I really need to be slightly less skeptical about the current Democratic Congress. Once again, they have done the right thing — after, as Winston Churchill once said about Americans in general, “exhausting all other options.”
They finally passed a law explicitly granting immunity to the telephone companies for cooperating with the government on tracing and/or tapping communications between foreign sources believed linked to terrorism and people within the United States. (To the best of my knowledge, it was indeed limited to communications where at least one party was outside the US at the time.) Opponents of the Bush administration wanted to sue the phone companies for aiding and abetting this program.
It’s probably a bad idea to take legal advice from a work of fiction, but in Tom Clancy’s “Clear And Present Danger,” an FBI agent says that a CIA officer who’s gotten involved in a rogue intelligence operation is not in any personal legal risk. The agent says that there was a legal precedent out of Watergate — “Martinez-Barker” — where two of the burglars were exonerated for the break-in because they were acting in good faith and carrying out what they had very good cause to believe were legally sanctioned activities by the United States government. The basic idea was that the burglars (and, likewise, the CIA officer) had every reason to believe they were acting under the sanction of the United States government, and not acting out of malice or greed or for any personal gain.
In the Watergate case, the real crime was committed by those who sent the burglars and persuaded them that they were acting under color of law. The burglars themselves were pawns, carrrying out what they thought were legal (albeit highly unusual) activities. Likewise, Clancy’s CIA officer had been acting with the authorization of his superiors — who were, themselves, acting in defiance of the law.
I can’t find an online reference to back up Clancy’s assertion, but to me the ethical principle behind his argument is sound. When the government comes to you and asks for your cooperation in fighting terrorism, there really ought to be a good-faith assumption that what they are asking you to do is legal. And if you have your doubts, then — in most cases — you should be able to rely on their assurances that you will not be putting yourself at any risk — physical or legal.
This is not to say that it creates any sort of legal obligation to do so, or that such requests should completely bypass the individual or corporation’s own conscience and reason. But that should be reserved — like illegal orders in the military — for the most egregious examples. For example, if an FBI agent comes up to you and says “we need you to kill Bob down the street,” then one should not bypass one’s own judgment and just kill Bob, saying that “if this guy from the FBI told me to do it, it must be OK.”

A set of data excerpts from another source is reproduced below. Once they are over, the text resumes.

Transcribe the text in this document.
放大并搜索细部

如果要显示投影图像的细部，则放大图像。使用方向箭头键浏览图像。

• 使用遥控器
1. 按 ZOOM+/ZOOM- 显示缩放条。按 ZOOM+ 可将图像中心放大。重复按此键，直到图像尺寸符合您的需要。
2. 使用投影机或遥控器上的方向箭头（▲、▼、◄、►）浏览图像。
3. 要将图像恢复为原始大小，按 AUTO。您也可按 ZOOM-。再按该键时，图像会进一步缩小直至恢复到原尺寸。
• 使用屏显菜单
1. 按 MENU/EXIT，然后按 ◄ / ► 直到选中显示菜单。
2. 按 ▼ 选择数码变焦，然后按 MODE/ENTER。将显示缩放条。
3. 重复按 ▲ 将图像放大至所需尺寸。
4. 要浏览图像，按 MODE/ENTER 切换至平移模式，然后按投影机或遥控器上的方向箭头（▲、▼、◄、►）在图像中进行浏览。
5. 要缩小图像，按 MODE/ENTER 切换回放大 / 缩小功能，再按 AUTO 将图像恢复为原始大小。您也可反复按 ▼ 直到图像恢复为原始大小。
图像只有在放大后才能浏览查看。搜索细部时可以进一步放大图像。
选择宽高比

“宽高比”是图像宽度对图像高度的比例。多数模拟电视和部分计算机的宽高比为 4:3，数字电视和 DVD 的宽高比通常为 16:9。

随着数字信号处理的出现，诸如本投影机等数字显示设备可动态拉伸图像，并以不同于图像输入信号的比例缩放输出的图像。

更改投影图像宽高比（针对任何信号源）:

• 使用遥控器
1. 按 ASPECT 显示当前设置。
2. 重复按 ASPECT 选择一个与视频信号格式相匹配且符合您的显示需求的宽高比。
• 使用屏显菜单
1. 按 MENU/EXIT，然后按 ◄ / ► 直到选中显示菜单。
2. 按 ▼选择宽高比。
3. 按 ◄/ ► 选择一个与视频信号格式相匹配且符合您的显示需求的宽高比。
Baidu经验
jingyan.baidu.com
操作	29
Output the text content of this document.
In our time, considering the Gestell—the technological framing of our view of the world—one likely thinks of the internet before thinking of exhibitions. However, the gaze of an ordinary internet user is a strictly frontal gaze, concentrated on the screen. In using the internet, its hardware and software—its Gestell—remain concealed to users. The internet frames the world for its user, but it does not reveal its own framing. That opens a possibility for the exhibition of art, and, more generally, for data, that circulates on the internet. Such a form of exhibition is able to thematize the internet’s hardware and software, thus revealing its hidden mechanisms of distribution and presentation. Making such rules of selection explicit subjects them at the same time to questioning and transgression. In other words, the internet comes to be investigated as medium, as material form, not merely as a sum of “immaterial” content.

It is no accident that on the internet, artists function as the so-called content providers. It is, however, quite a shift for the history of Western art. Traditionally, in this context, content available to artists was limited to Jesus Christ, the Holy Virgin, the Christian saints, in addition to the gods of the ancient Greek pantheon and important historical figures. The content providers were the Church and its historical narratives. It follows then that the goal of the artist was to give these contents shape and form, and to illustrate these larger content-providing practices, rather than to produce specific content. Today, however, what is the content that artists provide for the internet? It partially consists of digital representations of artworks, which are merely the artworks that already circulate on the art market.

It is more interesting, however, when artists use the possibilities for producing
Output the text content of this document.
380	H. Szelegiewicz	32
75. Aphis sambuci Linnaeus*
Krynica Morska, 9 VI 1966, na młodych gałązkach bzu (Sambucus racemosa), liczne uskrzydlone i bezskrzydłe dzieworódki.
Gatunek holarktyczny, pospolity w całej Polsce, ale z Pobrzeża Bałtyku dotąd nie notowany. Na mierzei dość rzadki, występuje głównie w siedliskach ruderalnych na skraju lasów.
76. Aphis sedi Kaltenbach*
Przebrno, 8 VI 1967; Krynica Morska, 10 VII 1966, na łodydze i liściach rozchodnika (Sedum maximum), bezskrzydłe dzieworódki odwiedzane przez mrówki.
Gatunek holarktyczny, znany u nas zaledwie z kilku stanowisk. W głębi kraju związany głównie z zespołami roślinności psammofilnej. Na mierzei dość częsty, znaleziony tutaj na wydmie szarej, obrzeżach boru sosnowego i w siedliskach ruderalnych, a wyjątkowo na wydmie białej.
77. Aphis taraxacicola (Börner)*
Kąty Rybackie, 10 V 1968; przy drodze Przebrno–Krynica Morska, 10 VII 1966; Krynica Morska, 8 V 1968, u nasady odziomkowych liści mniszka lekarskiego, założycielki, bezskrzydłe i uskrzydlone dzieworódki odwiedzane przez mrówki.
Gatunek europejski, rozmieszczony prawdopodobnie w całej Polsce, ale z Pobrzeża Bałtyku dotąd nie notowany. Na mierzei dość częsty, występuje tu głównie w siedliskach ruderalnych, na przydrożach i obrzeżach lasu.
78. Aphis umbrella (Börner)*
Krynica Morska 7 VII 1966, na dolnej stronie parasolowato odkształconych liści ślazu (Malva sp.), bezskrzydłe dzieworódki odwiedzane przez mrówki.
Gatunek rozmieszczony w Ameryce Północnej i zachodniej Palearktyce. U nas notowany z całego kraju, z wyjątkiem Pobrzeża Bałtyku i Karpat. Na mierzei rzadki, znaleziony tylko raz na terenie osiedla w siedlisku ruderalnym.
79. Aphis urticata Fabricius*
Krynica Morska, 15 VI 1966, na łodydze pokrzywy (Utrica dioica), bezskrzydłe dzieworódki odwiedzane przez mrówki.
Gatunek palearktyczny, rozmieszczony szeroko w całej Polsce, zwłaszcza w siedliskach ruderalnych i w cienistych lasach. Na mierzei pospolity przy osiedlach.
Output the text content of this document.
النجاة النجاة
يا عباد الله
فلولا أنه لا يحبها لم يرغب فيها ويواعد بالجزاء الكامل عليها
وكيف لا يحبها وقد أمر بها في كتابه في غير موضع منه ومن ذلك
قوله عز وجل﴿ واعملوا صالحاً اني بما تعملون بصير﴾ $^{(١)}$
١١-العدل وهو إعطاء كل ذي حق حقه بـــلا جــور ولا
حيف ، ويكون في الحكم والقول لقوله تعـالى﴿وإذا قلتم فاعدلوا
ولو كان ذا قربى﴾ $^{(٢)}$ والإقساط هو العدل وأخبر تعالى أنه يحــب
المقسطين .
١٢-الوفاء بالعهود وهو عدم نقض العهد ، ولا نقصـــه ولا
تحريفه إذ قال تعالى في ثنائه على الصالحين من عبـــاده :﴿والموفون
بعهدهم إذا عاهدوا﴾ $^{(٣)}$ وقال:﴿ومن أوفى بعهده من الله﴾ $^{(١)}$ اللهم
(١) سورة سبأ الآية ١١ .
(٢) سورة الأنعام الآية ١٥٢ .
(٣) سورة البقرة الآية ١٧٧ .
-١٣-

In this case, the government agents who approached the telecom companies had carefully written and prepared legal documents demonstrating that what they were asking for was legal, so the telecoms had no reason to argue with them on that basis. To punish them for their cooperation is just wrong.
Now, if the deeds were actually illegal, then the government officials who arranged for it should be punished. They are the ones with the intent. Those who carried out the deeds — in good faith, trusting that the government knew what it was doing — should not be punished.
So, why the big push to keep the telecoms on the legal hook for what they did?
Quite simply, it’s ideological. It’s a move by the opponents of the Bush administration to lash out and cause some harm, however they can.
Look at it from their perspective. For all their successes as measured by public polling in demonizing the Bush administration, they have been continually stymied in efforts to actually put deeds to their words. Despite numerous attempts to end the war in Iraq, they have never succeeded (and, I think, haven’t even tried) to repeal the Authorization for the Use of Military Force that gave the Bush administration its legal founding for the invasion and occupation. They have been blocked at every attempt to cut the funding, or attach strings to it that would bring the fighting to an end (by giving up). Their legal challenges have been thwarted at most every turn (witness the aftermath of the “Haditha massacre” — every single Marine brought up on charges has been acquitted thus far, despite Representative Jack Murtha’s pronouncing them guilty from the outset). While they describe the war as an uninterrupted string of disasters, failures, wrong decisions, and exercises in futility, those terms would be better applied to their own efforts.
So here’s part of the Bush administration’s strategy for fighting terrorism. Maybe they can’t directly get the Bush administration, but maybe — just maybe — they can “punish” the telecoms for having the effrontery to cooperate the government. If they can’t “get” Bush and his cronies, then maybe they can make it just too damned expensive for anyone to cooperate with the government.
I’m not quite certain how it happened, but the Democratic-controlled Congress managed to do the right thing yet again. Despite all the sound and fury surrounding the issue, they voted to exempt the telecommunications corporations that had cooperated with the NSA from being sued (most likely for billions in unspecified “damages”) by anti-war, anti-Bush activists who simply can’t seem to succeed in any other way.
Well, here’s another setback to the frothing idiots. And, more importantly, a precedent has been set — if you are asked to do something by the government and given every assurance and presented with hefty documentation that you are not being asked to do something illegal, then you’re not going to later be persecuted because someone disagrees with the government.
I happen to think that’s a fairly important thing. More important than thwarting Chimpy McHitler at any opportunity, any other consequences be damned.